Wykupienie dostępu pozwoli Ci czytać artykuły wysokiej jakości i wspierać niezależne dziennikarstwo w wymagających dla wydawców czasach. Rośnij z nami! Pełna oferta →
Losy wycieczkowego giganta „Costa Concordia” zapodziały się gdzieś na szpaltach i w eterze, choć zapewne daleko im jeszcze do finału. A przecież tak naprawdę to wcale nie było ulotne dramatyczne wydarzenie, to – w moim przekonaniu – był symptom czegoś bardzo niedobrego o perspektywach mających cechy złej wróżby dla tego światka, do którego aspirujemy, światka „wysokiej cywilizacji”. Ten symptom pozwalam sobie nazwać zdziecinnieniem. A jest to przecież stan niewróżący niczego dobrego dla dorosłych.

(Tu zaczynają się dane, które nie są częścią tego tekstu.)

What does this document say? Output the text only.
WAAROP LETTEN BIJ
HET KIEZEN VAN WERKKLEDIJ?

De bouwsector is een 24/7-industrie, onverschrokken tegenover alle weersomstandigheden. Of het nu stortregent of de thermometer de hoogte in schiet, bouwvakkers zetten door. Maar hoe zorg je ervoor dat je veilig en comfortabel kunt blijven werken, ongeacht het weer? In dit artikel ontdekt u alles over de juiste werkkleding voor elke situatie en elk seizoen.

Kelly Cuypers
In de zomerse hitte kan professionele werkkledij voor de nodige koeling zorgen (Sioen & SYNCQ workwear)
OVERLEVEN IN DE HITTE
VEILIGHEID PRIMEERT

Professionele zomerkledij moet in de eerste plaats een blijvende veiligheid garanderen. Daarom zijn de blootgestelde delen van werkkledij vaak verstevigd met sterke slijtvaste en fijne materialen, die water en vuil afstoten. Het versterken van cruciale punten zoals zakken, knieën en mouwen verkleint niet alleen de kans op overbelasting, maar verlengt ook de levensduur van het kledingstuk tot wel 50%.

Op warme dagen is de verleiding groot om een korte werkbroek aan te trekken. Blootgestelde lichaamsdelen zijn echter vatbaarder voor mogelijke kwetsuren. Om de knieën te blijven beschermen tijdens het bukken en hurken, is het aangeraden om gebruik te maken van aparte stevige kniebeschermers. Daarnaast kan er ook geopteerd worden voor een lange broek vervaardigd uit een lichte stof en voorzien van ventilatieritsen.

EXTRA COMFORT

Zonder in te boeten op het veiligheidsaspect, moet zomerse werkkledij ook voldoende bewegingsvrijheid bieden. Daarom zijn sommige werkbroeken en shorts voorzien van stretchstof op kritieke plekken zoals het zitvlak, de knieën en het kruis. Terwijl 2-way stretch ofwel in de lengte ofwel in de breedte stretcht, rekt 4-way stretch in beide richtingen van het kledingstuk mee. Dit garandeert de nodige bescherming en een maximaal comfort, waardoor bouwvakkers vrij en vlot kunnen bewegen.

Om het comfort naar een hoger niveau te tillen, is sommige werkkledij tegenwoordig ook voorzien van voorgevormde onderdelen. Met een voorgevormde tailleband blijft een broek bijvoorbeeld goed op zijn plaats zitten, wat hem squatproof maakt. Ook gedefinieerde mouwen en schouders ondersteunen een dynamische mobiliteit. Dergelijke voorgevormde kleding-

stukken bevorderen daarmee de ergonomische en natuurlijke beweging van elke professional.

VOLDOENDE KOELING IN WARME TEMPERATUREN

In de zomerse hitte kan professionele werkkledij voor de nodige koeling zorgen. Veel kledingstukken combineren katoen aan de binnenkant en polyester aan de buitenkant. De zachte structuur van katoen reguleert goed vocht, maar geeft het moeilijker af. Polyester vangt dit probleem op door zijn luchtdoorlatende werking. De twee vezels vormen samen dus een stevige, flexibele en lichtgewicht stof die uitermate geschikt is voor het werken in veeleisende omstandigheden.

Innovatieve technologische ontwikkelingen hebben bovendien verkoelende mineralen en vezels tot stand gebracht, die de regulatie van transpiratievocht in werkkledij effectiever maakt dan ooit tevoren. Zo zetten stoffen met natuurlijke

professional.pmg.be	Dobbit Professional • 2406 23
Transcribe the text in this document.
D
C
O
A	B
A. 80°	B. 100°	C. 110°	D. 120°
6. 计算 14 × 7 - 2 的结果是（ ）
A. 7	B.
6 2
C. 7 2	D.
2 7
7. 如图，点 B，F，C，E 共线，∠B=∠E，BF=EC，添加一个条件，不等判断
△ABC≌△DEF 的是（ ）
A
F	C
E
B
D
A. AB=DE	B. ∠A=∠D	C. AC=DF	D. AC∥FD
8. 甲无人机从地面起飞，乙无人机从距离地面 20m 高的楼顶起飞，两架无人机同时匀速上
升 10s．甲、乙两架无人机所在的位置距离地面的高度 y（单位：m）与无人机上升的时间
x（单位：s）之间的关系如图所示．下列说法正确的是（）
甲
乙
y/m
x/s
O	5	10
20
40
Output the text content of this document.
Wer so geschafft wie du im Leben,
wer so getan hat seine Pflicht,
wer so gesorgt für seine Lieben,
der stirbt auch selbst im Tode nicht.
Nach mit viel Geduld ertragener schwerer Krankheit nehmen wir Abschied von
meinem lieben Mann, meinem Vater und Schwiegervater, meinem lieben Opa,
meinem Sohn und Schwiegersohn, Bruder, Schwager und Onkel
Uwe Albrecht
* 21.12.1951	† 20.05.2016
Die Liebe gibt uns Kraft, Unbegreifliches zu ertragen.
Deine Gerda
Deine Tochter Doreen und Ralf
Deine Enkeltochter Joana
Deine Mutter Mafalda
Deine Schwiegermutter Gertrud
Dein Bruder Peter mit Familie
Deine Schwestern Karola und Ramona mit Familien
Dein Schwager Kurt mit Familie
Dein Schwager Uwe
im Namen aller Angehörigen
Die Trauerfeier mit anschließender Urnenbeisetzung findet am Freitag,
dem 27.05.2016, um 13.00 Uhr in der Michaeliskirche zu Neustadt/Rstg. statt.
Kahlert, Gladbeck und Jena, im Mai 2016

Pomyślmy tylko: zafundowano sobie statek z założenia jedynie do rozrywki niesłużącej żadnym ambicjom ani celom poza beztroskim, niekłopotliwym spędzeniem czasu. Nie wiedzieć czemu, statek ten musiał mieć rozmiary wielekroć przekraczające dotychczasową praktykę. Kilka tysięcy pasażerów zamiast kilkuset – bez wszelkiej możności sprostania ewakuacji w wypadku katastrofy. Bo ile to niby szalup (wraz z możnością szybkiego dotarcia do nich) mógł pomieścić ten dziesięciopiętrowiec? Wysłano go na beztroski rejs po zaprzyjaźnionym z żeglugą wybrzeżu, ale rozbił się na skałach doskonale znanych z map (i zapewne sygnalizowanych przez urządzenia nawigacyjne, bo był supernowocześnie wyposażony) tylko dlatego, że kapitan albo zlekceważył elementarne zasady nawigacji, albo się na nich w ogóle nie znał. Wtedy też okazało się, że dla oszczędności przyjęto załogę nieumiejącą komunikować się z pasażerami albo w ogóle nieorientującą się w sytuacji, a do odpowiedzialności nie poczuwał się w ogóle nikt: zaczęła się chaotyczna walka o życie, w której pierwszy do ucieczki okazał się dowódca. Dziesięciopiętrowa „Concordia” być może dalej leży na boku niedaleko od portu, z którego wypłynęła. Odszkodowania dla ofiar będą gigantyczne. I wszystko to dzieje się nie w imię jakiegokolwiek pożytku, dobra czy sensownego dokonania, lecz jest skutkiem chciwości i nieodpowiedzialnej od początku zachcianki.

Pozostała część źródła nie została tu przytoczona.